Evolução do mercado: Luminárias (CN 9405) — 2015–2025
Introdução
O presente relatório analisa a evolução do comércio da União Europeia (UE) relativamente à posição aduaneira 9405 — que abrange luminárias e aparelhos de iluminação (incluindo projetores), anúncios e placas indicadoras luminosas, bem como as respetivas partes — no período compreendido entre 2015 e 2025. Trata-se de um setor com relevância económica significativa, atingindo importações de cerca de €8 mil milhões e exportações de €4,3 mil milhões em 2025, e que se encontra num momento de profunda transformação tecnológica, com a transição para iluminação LED a reconfigurar as cadeias de valor globais.
A análise incide sobre três dimensões fundamentais: a estrutura comercial e a crescente dependência externa da UE; a revolução tecnológica impulsionada pelo LED e as alterações nos segmentos de produto; e os riscos de abastecimento decorrentes da concentração geográfica e da volatilidade dos preços. Os dados utilizados provêm do Painel Geral de Comércio da UE.
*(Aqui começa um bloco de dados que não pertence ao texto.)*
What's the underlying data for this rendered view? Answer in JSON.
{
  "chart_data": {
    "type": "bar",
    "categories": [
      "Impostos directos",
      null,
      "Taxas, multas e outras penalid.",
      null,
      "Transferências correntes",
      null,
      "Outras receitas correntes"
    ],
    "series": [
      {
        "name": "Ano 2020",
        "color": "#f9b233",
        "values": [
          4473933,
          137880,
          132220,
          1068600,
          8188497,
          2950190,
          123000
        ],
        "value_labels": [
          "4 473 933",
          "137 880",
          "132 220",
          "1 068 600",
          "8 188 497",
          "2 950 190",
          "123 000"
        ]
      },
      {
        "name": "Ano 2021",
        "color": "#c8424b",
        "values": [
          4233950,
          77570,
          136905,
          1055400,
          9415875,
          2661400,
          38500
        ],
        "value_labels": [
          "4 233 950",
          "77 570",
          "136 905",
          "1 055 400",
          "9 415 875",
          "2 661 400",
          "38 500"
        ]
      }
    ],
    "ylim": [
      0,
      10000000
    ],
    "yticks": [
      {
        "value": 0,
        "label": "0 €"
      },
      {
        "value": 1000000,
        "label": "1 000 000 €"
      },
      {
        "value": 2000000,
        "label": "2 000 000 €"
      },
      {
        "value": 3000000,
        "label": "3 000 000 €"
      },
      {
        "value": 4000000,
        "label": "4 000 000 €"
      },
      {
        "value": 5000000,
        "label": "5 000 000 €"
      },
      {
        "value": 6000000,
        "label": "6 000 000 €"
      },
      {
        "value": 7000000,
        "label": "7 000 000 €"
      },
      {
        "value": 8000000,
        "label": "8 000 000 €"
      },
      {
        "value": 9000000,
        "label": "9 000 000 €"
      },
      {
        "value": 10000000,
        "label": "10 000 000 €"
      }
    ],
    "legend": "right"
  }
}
1. A crescente dependência externa e o agravamento do défice comercial
1.1. O défice comercial duplicou entre 2015 e 2025
A UE registou ao longo de todo o período um défice estrutural no comércio de luminárias com países terceiros. Em 2015, o saldo negativo situava-se em €1.990 milhões, tendo mais do que duplicado para €3.737 milhões em 2025 — uma deterioração de 87,7%. O ponto mais crítico foi registado em 2022, quando o défice atingiu o máximo de €5.156 milhões, refletindo simultaneamente o pico das importações e uma compressão das exportações.
| Indicador | 2015 | 2022 | 2025 | Variação 2015–2025 |
|---|---|---|---|---|
| Importações (€) | 6.300 M | 9.525 M | 7.999 M | +27,0% |
| Exportações (€) | 4.310 M | 3.709 M | 4.262 M | -1,1% |
| Saldo comercial (€) | -1.990 M | -5.156 M | -3.737 M | -87,7% |
Estes valores podem ser consultados no Painel Geral — Comércio.
1.2. Importações crescem em valor e volume, mas a margem exportadora afunila
Uma dinâmica central do período é o desequilíbrio entre a evolução das importações e das exportações em termos de volume e de preço unitário:
| Fluxo | Quantidade (t) 2015 | Quantidade (t) 2025 | Variação | Preço unitário 2015 (€/t) | Preço unitário 2025 (€/t) | Variação |
|---|---|---|---|---|---|---|
| Importações | 628.128 | 761.654 | +21,3% | 10.030 | 10.502 | +4,7% |
| Exportações | 159.094 | 107.698 | -32,3% | 27.090 | 39.568 | +46,1% |
As exportações da UE perderam um terço do seu volume físico, mas mantiveram praticamente estável o seu valor total graças a um aumento acentuado do preço unitário (+46,1%). Isto sugere que a UE está a reorientar a sua produção exportadora para segmentos de maior valor acrescentado (nomeadamente componentes e luminárias de gama superior), enquanto a produção de volume migra para países terceiros — sobretudo para a Ásia. As importações, por seu lado, cresceram tanto em volume como em preço, ainda que de forma mais moderada.
1.3. A intensidade comercial duplicou, refletindo uma integração global crescente
Os indicadores de vulnerabilidade revelam uma transformação estrutural significativa. O Índice de dependência líquida de importações passou de 0,7% em 2015 para 26,8% em 2025, atingindo um máximo de 32,3% em 2022. A intensidade comercial (comércio total como proporção da produção) subiu de 26,8% para 65,8%, e a propensão para exportar passou de 15,2% para 39,6%. Estes dados indicam que o setor europeu de iluminação se tornou significativamente mais dependente do comércio internacional, tanto do lado da oferta como da procura.
1.4. A produção europeia migrou para produtos de maior valor
De acordo com os dados de produção disponíveis, a produção física da UE em luminárias diminuiu drasticamente: de 389.438 toneladas em 2015 para 202.965 toneladas em 2025 (queda de 47,9%). Contudo, o valor da produção aumentou de €7.815 milhões para €10.479 milhões (+34,1%). Esta aparente contradição confirma a narrativa de uma reestruturação setorial: a UE está a produzir menos unidades físicas, mas de maior valor unitário, mantendo vantagem competitiva nos segmentos premium, em design e em tecnologia avançada.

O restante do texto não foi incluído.